Review: Sette – ‘The Fashion-Forward Bulgari Hotel’s Restaurant Is A Hangout For Models And Celebrities’

By Tessa Dunthorne

1 month ago

Inside Sette by Scarpetta


The fashion-forward Bulgari hotel’s restaurant is a hangout for models and celebrities. Tessa Dunthorne investigates the fuss around Sette – and finds the hype very deserved. 

Sette ‘Drips Cool’ – Reviewing The Bulgari Hotel’s Restaurant

Interiors at Sette, Bvlgari Hotel

When I enter Sette, I am early. I am sat at my table waiting for a friend to arrive, and I’ve just ordered a drink. It’s around then, in the limbo between seating and the arrival of my aperitif, that I notice that in the corner of the room is a large collection of models. Is collection the most appropriate collective noun? Pack of models? Shock of models? 

These models tell me something – not to my face, mind, as I certainly didn’t have the guts to approach these six-foot plus amazonian creatures – about Sette immediately, that I sort of already knew: this restaurant is cool. Not just a bit; no, it’s the kind of space that drips cool. No surprise that it’s favoured by the faces of fashion week (the links to fashion run deep, anyway, as this restaurant resides in the Bulgari hotel, of the eponymous luxury house). 

By the time my friend arrives, so has my drink. They’ve got a stunning menu of cocktails, all made in front of your eyes at a central bar, a 360-degree spaceship of a thing sat in the centre of the room. These interiors are incredible: low, sculptural lighting hangs overhead, with almost wall-to-wall mirrors and there’s an impressive glimpse into the wine cellar if you peer to the back of the room (this is where the models sit). 

Bvlgari hotel's Sette - cocktail

This interior design was pulled together by an international pairing of studios, using both stateside ​​Thomas Juul Hansen and the more local Jestico & Whiles.
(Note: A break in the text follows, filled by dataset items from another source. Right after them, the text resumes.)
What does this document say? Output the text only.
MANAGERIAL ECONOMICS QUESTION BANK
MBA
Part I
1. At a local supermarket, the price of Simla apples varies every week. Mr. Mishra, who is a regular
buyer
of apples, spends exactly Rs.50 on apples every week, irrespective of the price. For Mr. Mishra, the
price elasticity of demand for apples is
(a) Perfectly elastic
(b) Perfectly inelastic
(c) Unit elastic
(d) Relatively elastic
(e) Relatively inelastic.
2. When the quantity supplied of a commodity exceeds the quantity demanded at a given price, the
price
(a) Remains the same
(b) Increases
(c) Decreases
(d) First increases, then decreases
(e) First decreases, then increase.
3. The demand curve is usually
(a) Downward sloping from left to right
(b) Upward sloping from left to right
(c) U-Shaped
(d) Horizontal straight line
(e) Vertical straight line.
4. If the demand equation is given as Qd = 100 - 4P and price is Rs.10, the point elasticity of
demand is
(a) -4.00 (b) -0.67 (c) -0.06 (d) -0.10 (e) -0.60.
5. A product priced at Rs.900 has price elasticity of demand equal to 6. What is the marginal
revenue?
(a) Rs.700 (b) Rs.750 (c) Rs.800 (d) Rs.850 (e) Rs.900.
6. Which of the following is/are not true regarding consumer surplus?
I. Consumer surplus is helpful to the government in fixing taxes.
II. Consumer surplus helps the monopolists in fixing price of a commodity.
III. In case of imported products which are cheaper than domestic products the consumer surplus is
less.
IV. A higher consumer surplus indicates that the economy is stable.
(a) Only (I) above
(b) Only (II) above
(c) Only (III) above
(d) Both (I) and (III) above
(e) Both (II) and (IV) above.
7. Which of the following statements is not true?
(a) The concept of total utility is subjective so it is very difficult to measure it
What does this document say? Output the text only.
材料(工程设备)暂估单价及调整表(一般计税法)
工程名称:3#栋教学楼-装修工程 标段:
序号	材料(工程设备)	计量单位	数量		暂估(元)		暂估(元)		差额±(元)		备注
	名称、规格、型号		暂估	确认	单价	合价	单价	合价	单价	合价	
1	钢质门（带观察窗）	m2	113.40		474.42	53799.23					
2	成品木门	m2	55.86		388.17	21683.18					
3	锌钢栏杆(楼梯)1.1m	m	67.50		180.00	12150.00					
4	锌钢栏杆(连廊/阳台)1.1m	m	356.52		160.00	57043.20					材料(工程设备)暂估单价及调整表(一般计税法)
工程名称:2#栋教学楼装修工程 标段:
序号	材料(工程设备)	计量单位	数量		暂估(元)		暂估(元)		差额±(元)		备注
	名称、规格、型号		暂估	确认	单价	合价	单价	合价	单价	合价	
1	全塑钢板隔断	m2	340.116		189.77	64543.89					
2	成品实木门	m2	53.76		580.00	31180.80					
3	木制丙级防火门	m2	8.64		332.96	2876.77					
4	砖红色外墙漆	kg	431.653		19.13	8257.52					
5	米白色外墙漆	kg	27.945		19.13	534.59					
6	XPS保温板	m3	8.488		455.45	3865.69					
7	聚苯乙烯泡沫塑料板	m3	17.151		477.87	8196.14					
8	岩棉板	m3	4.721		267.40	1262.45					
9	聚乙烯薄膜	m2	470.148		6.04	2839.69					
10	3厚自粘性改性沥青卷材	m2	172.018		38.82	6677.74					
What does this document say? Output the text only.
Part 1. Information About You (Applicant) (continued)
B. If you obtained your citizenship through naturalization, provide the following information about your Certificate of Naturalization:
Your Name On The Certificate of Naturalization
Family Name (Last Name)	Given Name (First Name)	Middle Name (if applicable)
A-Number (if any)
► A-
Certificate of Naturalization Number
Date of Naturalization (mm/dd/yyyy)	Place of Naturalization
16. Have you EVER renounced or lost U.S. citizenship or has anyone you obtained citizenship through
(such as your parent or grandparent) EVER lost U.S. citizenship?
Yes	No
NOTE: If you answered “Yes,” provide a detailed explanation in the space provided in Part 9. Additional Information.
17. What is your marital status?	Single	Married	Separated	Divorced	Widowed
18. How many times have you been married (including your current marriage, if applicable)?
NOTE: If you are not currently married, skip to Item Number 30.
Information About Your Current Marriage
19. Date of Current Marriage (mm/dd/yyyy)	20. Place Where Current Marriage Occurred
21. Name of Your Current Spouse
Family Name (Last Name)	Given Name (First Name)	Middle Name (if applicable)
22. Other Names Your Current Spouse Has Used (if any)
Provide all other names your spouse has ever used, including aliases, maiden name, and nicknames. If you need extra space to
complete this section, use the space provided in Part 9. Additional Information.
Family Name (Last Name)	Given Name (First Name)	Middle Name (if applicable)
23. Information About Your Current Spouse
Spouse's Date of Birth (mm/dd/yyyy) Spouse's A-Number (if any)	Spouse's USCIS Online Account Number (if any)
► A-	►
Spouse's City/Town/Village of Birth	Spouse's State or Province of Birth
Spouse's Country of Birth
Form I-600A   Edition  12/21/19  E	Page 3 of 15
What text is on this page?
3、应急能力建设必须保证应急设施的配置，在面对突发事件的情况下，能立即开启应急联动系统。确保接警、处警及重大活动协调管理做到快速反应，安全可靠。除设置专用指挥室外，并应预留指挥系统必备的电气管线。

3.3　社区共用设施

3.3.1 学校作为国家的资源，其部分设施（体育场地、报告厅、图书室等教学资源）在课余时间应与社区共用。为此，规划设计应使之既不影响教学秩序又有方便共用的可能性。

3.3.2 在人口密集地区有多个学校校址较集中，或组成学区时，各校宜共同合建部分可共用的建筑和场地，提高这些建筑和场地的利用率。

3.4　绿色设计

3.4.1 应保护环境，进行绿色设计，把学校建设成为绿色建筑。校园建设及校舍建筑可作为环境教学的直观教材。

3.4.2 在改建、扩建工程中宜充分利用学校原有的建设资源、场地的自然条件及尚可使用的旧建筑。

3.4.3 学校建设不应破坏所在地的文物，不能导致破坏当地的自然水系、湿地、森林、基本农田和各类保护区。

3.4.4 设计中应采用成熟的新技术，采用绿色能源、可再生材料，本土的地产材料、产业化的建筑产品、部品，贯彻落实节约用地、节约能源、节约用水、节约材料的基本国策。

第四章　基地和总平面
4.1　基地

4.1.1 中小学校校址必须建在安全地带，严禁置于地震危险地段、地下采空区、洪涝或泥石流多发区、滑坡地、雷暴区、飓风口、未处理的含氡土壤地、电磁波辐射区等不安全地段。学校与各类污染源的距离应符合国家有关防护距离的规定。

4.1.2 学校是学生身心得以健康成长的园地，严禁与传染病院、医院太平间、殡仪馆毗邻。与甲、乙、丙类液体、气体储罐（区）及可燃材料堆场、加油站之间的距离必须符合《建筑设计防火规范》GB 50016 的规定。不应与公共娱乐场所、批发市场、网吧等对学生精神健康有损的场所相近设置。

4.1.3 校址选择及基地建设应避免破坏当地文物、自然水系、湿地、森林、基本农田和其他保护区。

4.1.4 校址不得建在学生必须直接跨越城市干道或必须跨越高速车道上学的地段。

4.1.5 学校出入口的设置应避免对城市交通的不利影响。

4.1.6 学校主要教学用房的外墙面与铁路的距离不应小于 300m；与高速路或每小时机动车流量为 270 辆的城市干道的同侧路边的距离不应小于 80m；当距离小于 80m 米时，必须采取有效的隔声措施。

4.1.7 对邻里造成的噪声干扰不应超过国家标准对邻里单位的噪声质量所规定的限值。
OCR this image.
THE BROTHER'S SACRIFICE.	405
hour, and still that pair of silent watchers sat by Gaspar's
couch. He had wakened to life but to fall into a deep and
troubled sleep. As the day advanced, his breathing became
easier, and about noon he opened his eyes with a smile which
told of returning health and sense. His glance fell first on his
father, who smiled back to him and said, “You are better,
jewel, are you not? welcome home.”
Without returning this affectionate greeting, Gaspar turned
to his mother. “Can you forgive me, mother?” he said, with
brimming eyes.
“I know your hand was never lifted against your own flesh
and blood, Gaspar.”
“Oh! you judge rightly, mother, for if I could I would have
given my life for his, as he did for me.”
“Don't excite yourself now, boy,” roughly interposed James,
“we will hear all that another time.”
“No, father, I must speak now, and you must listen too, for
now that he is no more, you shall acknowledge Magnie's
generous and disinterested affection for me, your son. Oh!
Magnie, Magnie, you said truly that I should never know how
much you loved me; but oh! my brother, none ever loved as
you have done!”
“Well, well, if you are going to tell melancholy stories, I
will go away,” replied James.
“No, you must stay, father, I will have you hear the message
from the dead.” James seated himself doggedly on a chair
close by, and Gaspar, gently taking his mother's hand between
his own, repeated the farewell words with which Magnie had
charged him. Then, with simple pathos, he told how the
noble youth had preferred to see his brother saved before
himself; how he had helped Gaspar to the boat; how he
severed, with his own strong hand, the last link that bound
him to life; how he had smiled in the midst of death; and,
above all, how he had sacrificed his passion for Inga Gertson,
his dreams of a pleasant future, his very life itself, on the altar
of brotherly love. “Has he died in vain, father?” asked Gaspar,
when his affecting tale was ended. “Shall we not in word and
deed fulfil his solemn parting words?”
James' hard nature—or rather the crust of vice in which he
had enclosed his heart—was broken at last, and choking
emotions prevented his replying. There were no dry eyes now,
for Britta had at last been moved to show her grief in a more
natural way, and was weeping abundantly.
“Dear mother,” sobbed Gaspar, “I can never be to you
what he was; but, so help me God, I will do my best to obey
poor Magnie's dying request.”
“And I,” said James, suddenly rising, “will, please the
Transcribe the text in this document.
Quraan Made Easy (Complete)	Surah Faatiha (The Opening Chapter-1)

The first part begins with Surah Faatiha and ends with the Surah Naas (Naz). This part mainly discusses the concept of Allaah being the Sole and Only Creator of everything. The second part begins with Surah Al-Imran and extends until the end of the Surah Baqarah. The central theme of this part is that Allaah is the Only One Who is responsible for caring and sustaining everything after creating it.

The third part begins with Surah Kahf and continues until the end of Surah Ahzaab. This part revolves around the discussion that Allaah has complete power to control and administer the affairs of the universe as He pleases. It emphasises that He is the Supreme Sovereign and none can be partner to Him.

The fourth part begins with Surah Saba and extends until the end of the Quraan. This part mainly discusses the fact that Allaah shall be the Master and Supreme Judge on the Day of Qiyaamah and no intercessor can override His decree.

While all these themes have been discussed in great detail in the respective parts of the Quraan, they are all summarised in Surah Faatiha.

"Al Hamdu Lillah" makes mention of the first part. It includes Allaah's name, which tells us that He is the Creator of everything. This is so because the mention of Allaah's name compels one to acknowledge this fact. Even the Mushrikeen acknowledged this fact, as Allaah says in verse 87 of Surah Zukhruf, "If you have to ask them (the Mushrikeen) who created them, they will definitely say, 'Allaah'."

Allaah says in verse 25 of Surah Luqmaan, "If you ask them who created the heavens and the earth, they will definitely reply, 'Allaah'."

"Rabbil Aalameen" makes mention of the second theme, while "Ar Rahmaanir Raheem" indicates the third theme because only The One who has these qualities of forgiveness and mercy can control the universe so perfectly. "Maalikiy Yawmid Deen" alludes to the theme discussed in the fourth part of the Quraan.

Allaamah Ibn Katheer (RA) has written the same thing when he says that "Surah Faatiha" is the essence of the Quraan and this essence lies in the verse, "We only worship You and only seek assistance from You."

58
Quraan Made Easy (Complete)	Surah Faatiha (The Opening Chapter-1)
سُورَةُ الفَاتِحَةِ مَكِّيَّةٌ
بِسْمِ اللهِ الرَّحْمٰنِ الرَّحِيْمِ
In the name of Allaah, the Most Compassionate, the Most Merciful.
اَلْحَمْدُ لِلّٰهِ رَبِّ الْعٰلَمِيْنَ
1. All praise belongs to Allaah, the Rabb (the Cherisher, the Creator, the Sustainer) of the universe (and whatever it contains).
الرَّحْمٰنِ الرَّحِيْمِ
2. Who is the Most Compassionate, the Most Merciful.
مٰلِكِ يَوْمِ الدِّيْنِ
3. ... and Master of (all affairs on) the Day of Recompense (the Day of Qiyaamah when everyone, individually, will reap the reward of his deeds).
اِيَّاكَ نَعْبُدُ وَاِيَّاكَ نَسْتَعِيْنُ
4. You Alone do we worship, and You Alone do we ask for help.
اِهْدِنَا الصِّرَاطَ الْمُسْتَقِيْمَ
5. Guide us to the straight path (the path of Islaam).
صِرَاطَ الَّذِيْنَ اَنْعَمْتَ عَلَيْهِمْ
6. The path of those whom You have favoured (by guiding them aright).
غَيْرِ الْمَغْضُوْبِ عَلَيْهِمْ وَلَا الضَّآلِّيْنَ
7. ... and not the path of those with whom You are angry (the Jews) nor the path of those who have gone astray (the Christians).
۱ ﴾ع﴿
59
The restaurant itself is an import – Sette is by Scarpetta, a high luxury food familia that’s less chintzy trattoria as much sleek, urbanite gently-Italian concept dining. And you can certainly tell that it’s a bit Americana: it’s got that Manhattan-feel throughout, and the slick service you’d expect stateside. 

Speaking of service – while the concept may be Italian-style, the man who greets us and takes us through the menu was no imitation but the real deal. The guys running this place know their menu back and front and if there’s even a hint that you’re seeking advice, they’ll be quick to quiz you on what you tend to like, and then just like that you’ve got an order sorted for you. 

Sette's tomahawk steak

The knowledgeable Italian bloke tells us we must try the charred octopus and the burrata. The seafood here is particularly well-recommended – the menu occupies the intersection between Mediterranean diet and sashimi, a flashy fusion. He’s right, it turns out. The octopus is a proper coiled tentacle on a bed of artichokes and potatoes and it’s tender inside, not over-chewy. The pasta I try – one I have ordered outside his recommendation in a moment of reckless abandon – is a plate of orange duck on thick pappardelle, and it’s absolutely something special. It arrives with theatrics, too, housed in an upturned glass bowl and incredibly aromatic as this is lifted. 

Dessert is excellent. I order a gianduia chocolate, which is chocolate stretched with hazelnut butter, and which I’ve previously only tried in the form of those gold-foiled fancy Italian sweets. This is that, but bigger – and then served with stracciatella ice cream. It provides me a sense of giddy delight because it’s like the desserts you smear over your face as a child. 

Before I leave – face probably amuck with chocolate – I give one final glance over to the school of models to see what sits at their table. Did they share small plates? Nibble at the salads? I am delighted to see that they’ve decimated half the pasta menu, too. And there comes the dessert: indulgent dolce treats galore.